To learn more about the conference and Janice's session, click here.

Question:  What one strategic initiative will demand the most of your time and energy in 2019?

Janice Benggio: One of the projects I’m involved with is to automate processes used in the medical staff office to improve some of their workflows and reduce manual, time-consuming tasks. Not only will this streamline the department’s productivity, but it will also improve satisfaction of hospital leadership and physicians.. Many processes that are typically manual can be transitioned to software applications, allowing the medical staff department to be more engaged on value-based initiatives.

Q: Healthcare takes a lot of heat for not innovating quickly. What's your take on this?

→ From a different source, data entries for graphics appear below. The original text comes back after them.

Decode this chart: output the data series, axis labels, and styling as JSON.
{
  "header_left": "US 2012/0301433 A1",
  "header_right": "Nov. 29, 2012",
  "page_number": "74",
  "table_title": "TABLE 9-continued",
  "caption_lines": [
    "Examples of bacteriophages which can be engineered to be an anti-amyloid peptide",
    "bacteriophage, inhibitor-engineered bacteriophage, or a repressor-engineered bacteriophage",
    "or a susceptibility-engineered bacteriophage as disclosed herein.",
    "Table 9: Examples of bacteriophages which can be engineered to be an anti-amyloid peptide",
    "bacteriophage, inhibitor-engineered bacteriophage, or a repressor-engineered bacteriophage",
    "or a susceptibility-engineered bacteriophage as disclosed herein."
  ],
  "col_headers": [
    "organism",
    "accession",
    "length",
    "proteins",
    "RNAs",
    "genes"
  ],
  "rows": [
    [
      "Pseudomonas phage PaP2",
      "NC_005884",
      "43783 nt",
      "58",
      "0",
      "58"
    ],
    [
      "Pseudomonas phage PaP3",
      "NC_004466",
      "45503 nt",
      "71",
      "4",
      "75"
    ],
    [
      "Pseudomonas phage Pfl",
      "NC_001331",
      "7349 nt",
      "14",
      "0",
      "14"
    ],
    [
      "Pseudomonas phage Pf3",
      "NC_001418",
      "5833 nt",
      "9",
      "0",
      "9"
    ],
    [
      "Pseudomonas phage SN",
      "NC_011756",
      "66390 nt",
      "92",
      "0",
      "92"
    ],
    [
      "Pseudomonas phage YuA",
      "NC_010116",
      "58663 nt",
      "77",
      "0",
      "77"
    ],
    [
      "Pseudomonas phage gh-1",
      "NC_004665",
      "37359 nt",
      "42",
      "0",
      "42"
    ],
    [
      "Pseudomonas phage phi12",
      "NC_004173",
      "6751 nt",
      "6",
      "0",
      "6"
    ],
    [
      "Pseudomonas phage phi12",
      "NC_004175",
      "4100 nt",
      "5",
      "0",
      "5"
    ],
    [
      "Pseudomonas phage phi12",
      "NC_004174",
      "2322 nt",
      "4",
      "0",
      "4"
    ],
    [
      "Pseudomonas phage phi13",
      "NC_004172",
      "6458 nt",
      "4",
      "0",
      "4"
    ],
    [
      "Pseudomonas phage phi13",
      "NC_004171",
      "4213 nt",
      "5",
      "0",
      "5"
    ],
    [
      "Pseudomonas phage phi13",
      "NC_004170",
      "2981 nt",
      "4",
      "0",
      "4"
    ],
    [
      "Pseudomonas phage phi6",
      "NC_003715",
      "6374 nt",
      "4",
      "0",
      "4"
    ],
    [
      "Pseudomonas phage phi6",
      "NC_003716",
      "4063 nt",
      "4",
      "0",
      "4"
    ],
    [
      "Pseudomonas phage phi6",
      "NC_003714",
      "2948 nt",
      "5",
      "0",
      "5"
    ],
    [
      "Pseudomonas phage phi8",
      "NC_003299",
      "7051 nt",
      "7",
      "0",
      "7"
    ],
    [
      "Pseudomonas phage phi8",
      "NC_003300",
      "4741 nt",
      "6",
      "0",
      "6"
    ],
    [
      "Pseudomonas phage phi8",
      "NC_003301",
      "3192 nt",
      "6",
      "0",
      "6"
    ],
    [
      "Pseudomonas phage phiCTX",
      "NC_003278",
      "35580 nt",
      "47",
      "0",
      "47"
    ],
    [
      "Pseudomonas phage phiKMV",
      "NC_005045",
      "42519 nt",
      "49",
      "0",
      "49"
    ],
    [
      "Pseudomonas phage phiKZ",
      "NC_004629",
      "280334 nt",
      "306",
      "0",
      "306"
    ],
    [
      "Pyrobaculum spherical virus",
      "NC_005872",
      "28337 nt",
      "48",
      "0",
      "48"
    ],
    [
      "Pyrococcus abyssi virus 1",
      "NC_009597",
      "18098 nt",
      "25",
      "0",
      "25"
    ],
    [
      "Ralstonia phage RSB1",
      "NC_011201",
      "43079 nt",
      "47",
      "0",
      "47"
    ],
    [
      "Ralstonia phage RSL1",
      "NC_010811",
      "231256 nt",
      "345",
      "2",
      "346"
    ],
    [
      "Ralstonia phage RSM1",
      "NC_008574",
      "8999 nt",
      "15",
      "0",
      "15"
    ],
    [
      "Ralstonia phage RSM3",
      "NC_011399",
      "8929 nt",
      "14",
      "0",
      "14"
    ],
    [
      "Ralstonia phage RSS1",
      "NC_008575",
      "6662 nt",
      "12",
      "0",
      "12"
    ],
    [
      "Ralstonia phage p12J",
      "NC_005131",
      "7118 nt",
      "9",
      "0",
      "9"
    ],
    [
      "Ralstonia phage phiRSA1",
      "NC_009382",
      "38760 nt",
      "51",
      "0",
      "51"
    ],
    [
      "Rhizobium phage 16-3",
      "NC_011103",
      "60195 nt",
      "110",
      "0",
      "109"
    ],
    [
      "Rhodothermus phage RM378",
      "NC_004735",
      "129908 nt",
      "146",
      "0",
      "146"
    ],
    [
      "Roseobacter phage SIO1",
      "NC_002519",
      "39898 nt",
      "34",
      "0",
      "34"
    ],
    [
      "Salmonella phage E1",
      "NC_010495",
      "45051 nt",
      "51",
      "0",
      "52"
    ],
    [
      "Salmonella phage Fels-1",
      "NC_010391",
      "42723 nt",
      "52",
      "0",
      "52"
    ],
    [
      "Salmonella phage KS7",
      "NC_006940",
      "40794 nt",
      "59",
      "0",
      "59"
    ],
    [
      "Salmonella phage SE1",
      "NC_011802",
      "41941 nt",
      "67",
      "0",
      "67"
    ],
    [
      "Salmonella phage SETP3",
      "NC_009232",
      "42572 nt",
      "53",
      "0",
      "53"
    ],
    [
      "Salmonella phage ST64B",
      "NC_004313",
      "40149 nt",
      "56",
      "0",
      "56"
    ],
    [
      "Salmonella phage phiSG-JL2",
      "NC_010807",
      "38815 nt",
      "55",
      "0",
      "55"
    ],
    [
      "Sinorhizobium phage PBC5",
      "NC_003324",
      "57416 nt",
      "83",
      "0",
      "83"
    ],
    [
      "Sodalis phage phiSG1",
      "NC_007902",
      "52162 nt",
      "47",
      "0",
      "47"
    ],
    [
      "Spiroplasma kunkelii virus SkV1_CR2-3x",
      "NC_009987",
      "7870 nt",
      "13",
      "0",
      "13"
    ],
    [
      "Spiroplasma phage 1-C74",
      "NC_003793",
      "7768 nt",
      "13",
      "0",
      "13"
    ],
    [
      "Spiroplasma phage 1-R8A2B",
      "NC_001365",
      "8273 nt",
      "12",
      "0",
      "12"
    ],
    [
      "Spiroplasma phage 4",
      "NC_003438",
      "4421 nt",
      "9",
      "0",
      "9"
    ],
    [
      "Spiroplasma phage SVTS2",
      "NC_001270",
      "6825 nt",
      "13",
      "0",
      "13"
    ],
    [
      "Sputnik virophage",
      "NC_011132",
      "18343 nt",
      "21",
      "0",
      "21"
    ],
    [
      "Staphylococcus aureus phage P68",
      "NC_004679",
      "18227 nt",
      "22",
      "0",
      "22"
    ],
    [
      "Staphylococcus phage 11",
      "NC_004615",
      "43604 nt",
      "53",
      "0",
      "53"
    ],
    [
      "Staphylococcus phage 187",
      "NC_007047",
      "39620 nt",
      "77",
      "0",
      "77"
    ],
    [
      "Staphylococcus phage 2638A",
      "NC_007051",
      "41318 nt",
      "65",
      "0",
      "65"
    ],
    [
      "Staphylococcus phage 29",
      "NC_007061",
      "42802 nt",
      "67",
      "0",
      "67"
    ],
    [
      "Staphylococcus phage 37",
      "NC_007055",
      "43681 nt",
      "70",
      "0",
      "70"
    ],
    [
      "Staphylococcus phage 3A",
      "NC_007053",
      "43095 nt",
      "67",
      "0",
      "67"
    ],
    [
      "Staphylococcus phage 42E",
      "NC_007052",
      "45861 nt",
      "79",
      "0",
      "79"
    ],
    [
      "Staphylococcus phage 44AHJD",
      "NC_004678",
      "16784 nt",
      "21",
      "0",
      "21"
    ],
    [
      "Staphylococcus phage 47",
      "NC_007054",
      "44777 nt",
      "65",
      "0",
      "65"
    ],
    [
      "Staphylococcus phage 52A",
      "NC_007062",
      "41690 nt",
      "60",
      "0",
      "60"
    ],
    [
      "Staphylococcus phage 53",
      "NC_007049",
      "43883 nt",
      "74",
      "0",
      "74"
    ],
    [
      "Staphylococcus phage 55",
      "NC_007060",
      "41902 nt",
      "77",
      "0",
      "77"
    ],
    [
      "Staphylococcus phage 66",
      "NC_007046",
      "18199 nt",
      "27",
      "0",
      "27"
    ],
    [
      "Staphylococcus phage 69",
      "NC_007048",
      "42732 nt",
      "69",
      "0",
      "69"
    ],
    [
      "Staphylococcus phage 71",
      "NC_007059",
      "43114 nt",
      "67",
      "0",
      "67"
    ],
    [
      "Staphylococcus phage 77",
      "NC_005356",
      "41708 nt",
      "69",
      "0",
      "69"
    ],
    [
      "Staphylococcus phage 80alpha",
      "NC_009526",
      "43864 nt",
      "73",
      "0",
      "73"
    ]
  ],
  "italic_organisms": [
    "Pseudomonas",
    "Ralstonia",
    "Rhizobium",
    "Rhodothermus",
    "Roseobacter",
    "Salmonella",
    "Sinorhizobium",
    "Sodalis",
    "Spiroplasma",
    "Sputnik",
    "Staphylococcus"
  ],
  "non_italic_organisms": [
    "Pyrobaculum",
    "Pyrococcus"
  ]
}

JB: I’ve worked in healthcare IT as a project manager long enough to understand the double-edged sword of technology innovations. When changes are made quickly without sufficient buy-in and education to end-users, it can seem that the changes are complex and happen too quickly for users to have comfort in adopting the changes. However, if the technology does not keep pace in the market of competitive advances, valuable ROI can be lost for failing to adopt innovation quickly. This observation leads me to believe that leaders in healthcare must face innovation with the stamina to accept innovation with boldness, while ensuring there is a support network to accept the risks of change.

Q: Can you share some praise with us about people you work with? What does greatness look like to you when it comes to your team?

JB: It’s easy to praise the direct healthcare givers in the hospital, because they are the ones interacting with patients and families the most. However, the non-clinical staff play a valuable role in making sure the many support services function as they should, and they often operate in the shadows. I’ve been impressed with the wide range of skills and intense dedication of our organization’s Information Technology Department. Upgrades to systems and hardware often impact users in the hospital, so it’s common for IT staff to spend many hours at night working on upgrades and maintenance to have the least impact on the clinical caregivers that depend on 100% uptime to safely care for patients. There is a great deal of planning and testing that happens before upgrades and maintenance happen, because it’s often critical to be sure the changes will not cause harm or negative consequences. Just today, one of our IT teams spent several hours late at night, testing how a change would impact physician workstations so that we have no surprises when the changes are made. These same people will get a few hours rest before they are back on the job, doing what they do best to provide ongoing support and reliability that technology throughout the organization works smoothly.